Local singer, master of ceremonies and music recorder George Heid supplied the voice of Santa in department store windows
The baritone laugh booms out of the scratchy recording. “Hello, everybody! From station S-A-N-T-A, this is Santa Claus himself greeting you this way.”
A 1944 Frank & Seder Christmas audio recording featuring George Heid as Santa Claus and instrumental orchestra music. (George Heid Sound Recordings, Detre Library & Archives, Heinz History Center)
Downtown shoppers nationwide, but especially in Pittsburgh, heard Santa’s voice rumbling from department store Christmas display windows in the 1940s. Local performer and producer George Heid provided that voice and loved the work, performing as Santa in many charity benefits and a Wilkinsburg parade.
Heid — with his widow’s peak, small moustache and dazzling white smile — even appeared on Paul Shannon’s “Adventure Time” children’s TV show, which ran locally from 1958 to 1979 on WTAE. Heid, dressed as Santa and standing in a set made to look like a child’s idea of the North Pole, read children’s letters to Santa and acted the part.
When the Post-Gazette recently published a story about the city’s history of Downtown department stores, the online version of the report included recordings Heid had made for the holiday window displays of some of those long-gone stores — places like Kaufmann’s, Horne’s and Frank & Seder. James “Jim” Heid, 62, now of Albion, Calif., posted a comment on the story about his father’s rich Pittsburgh career.
As Christmas rapidly approaches, it seemed a good moment to explore the story of the man behind the voice that generations of shoppers likely heard as they were fighting holiday crowds in the busy streets of the Steel City in the 1940s and ‘50s.
Heid was program manager of local radio stations first at KQV-AM and then KDKA over six years.

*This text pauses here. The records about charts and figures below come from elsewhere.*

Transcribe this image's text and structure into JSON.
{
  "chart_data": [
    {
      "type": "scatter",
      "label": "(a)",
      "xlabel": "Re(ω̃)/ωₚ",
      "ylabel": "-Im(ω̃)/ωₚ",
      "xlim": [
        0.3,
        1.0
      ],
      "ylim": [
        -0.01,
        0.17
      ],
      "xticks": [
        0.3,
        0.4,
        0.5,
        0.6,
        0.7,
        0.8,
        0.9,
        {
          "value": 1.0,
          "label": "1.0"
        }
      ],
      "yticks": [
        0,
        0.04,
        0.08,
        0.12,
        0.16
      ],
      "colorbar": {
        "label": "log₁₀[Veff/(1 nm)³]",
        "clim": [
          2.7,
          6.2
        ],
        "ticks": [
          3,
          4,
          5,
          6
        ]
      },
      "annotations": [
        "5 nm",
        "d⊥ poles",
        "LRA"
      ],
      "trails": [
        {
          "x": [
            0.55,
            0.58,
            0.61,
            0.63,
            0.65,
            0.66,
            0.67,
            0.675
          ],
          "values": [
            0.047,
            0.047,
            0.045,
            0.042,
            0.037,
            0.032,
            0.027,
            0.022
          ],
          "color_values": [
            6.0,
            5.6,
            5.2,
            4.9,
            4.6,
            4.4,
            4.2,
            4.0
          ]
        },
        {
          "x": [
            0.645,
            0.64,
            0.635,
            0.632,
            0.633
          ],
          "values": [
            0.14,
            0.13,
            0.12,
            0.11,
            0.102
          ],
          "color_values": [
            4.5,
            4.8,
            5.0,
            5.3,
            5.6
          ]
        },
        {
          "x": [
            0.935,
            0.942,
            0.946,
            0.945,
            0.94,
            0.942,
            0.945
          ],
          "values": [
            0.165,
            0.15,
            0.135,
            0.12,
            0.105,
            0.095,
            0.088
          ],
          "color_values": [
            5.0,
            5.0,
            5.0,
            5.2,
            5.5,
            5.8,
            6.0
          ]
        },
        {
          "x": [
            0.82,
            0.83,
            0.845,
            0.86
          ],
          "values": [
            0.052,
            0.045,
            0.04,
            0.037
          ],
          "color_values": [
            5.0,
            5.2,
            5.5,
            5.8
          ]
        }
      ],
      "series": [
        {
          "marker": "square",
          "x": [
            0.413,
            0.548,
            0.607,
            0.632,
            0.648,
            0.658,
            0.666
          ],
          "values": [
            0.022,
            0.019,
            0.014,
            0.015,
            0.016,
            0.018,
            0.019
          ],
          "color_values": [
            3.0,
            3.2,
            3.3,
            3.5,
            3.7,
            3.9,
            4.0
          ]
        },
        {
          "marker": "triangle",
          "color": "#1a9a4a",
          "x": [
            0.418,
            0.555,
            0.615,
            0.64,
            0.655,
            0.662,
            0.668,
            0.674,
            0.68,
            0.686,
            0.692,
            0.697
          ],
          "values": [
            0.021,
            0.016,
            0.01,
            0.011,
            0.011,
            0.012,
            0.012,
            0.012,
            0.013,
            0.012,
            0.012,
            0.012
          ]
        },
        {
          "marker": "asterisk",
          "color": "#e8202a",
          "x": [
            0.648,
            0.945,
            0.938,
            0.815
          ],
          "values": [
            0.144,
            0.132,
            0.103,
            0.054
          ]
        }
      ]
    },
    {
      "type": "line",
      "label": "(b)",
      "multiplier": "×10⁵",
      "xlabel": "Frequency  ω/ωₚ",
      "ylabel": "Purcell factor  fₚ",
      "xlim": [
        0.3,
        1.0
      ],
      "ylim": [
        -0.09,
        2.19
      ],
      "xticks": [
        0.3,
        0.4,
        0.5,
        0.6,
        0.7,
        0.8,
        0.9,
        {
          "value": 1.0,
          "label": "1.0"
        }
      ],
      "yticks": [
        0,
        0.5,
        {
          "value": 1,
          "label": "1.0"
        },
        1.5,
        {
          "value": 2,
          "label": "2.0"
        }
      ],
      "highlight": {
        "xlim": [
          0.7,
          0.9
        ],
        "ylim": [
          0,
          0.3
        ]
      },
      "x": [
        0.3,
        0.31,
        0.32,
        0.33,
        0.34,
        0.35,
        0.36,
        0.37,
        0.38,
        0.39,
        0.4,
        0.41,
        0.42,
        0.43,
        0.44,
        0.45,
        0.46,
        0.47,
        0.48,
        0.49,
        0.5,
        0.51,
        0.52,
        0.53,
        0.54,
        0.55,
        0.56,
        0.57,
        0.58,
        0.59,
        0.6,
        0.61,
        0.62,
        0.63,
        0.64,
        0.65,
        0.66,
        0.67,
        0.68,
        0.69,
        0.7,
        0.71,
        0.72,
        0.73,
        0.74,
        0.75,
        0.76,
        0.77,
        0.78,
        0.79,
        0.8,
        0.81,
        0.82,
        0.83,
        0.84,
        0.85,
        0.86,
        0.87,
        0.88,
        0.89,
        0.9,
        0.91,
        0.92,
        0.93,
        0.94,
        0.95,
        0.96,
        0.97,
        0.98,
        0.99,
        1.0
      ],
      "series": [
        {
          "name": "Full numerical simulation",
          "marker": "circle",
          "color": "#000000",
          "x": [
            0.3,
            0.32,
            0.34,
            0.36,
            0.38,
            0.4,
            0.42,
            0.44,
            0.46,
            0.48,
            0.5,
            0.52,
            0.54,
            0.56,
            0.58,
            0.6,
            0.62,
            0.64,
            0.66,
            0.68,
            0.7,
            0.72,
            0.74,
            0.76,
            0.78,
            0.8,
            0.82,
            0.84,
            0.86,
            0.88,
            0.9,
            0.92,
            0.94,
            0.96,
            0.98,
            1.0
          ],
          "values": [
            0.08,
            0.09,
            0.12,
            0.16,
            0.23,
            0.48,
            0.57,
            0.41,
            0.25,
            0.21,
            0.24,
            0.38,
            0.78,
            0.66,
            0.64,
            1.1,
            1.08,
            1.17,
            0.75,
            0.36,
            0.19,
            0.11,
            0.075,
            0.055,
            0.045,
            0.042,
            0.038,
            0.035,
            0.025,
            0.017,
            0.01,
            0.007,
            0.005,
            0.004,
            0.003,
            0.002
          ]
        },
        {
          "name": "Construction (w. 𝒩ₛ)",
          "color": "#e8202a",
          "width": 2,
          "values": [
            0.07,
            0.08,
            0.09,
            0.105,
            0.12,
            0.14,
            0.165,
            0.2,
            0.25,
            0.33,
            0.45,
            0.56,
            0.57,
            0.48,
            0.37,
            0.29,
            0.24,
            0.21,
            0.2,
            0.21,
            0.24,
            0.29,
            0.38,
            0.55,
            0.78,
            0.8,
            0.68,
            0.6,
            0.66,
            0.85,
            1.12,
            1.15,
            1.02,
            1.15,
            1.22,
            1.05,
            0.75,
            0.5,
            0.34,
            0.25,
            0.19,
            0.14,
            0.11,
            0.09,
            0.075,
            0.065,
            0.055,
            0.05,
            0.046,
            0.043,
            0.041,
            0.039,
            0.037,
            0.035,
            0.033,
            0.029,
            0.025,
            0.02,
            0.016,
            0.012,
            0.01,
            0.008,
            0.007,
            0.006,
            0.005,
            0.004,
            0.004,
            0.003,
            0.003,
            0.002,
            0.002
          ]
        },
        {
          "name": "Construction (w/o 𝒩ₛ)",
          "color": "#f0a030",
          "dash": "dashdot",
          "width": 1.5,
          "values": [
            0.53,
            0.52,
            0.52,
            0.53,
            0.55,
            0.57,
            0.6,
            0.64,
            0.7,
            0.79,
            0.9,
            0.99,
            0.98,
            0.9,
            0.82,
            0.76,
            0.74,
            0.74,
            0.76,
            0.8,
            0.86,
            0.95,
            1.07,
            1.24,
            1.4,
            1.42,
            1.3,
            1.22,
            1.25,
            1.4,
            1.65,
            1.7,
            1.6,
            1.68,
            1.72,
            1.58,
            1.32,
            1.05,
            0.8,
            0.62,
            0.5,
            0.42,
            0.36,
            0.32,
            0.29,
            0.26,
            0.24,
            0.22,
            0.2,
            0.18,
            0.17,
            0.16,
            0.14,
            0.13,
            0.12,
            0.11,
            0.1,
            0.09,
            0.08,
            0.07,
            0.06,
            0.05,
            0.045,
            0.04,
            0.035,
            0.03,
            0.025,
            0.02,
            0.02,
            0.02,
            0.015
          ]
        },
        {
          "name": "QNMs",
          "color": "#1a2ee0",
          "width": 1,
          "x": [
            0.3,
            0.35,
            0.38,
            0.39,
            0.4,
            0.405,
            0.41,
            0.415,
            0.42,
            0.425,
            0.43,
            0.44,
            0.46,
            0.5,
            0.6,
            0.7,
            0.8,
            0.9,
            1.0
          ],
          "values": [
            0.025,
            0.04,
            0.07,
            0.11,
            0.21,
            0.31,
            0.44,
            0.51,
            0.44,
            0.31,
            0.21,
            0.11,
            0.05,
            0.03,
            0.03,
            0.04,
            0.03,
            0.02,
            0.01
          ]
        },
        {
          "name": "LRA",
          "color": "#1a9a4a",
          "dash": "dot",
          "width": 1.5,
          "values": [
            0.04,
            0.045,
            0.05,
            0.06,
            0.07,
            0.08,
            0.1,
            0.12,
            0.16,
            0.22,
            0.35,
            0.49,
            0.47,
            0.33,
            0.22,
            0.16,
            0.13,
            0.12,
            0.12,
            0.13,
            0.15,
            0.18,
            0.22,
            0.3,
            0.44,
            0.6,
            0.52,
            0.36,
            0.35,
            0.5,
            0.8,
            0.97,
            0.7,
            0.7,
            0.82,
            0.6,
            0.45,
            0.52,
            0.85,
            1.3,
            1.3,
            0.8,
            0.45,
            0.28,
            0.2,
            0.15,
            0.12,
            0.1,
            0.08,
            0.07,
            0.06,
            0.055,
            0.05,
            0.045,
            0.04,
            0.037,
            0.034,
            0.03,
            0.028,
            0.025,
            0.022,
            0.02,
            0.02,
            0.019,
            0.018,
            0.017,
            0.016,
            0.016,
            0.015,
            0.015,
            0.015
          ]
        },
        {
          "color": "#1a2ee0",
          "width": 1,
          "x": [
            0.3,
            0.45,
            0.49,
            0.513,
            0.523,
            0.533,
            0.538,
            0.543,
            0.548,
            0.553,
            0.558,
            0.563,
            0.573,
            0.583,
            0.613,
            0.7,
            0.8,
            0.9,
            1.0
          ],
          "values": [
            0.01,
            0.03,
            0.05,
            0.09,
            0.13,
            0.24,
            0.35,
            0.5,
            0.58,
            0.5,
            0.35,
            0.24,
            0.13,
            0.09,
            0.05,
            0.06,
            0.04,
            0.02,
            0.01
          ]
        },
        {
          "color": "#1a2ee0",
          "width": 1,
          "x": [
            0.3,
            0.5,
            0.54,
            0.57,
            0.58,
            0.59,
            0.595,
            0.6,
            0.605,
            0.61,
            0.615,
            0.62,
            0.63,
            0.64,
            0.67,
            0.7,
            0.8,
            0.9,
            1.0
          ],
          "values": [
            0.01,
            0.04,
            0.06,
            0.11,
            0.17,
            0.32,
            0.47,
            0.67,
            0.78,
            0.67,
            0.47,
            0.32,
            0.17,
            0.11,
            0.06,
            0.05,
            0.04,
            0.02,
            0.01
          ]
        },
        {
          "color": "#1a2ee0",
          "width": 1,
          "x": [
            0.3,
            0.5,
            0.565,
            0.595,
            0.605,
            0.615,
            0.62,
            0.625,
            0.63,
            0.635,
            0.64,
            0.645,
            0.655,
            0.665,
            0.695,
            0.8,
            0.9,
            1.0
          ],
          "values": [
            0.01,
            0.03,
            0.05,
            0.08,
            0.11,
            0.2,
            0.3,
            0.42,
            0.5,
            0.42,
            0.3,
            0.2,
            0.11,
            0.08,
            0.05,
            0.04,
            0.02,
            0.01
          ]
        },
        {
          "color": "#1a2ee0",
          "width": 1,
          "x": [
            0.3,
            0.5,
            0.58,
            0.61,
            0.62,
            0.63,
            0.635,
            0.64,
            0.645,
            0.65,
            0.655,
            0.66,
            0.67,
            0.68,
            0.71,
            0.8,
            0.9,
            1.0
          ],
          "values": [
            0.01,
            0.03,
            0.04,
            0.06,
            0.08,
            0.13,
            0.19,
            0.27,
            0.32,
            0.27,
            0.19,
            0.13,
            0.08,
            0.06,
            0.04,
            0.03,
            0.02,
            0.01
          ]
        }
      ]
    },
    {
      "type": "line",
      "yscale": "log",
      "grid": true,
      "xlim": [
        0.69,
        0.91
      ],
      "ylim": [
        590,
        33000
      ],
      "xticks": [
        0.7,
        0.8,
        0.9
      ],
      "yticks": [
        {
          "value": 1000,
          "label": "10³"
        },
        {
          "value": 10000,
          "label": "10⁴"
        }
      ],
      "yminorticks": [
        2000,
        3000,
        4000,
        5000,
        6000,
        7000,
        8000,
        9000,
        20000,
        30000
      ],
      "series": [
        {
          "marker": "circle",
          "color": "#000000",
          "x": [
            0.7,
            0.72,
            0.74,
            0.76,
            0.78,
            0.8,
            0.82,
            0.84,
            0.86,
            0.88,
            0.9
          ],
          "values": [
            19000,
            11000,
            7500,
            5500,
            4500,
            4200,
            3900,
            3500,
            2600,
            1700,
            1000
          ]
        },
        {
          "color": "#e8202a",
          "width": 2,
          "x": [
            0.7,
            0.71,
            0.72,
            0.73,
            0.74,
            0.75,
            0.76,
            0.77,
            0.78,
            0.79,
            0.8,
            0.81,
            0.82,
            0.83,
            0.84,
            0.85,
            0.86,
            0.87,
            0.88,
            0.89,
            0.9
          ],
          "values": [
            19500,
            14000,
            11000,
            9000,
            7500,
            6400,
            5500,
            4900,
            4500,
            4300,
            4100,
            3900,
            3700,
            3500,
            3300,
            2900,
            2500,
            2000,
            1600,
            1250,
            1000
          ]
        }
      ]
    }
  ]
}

He would later devote himself to his recording studio and broadcast school, producing many recordings of jazz musicians, including Billy Strayhorn and Mary Lou Williams. One of jazz pianist Erroll Garner’s earliest recordings, from 1937, was made at Heid Studios, according to National Public Radio.
Heid loved jazz and working with the musicians who made it, ignoring those who might have felt a white man advocating for Black artists was inappropriate, according to another of his sons, George E. Heid, 74, of Aspinwall.
Even in Pittsburgh, unofficial racial segregation held sway in the 1930s, ‘40s, ‘50s and beyond. “A Black woman couldn’t try on a fur coat at Kaufmann’s made by a Black furrier in the Hill,” the younger Heid said. His father felt differently. “That’s the way he was.”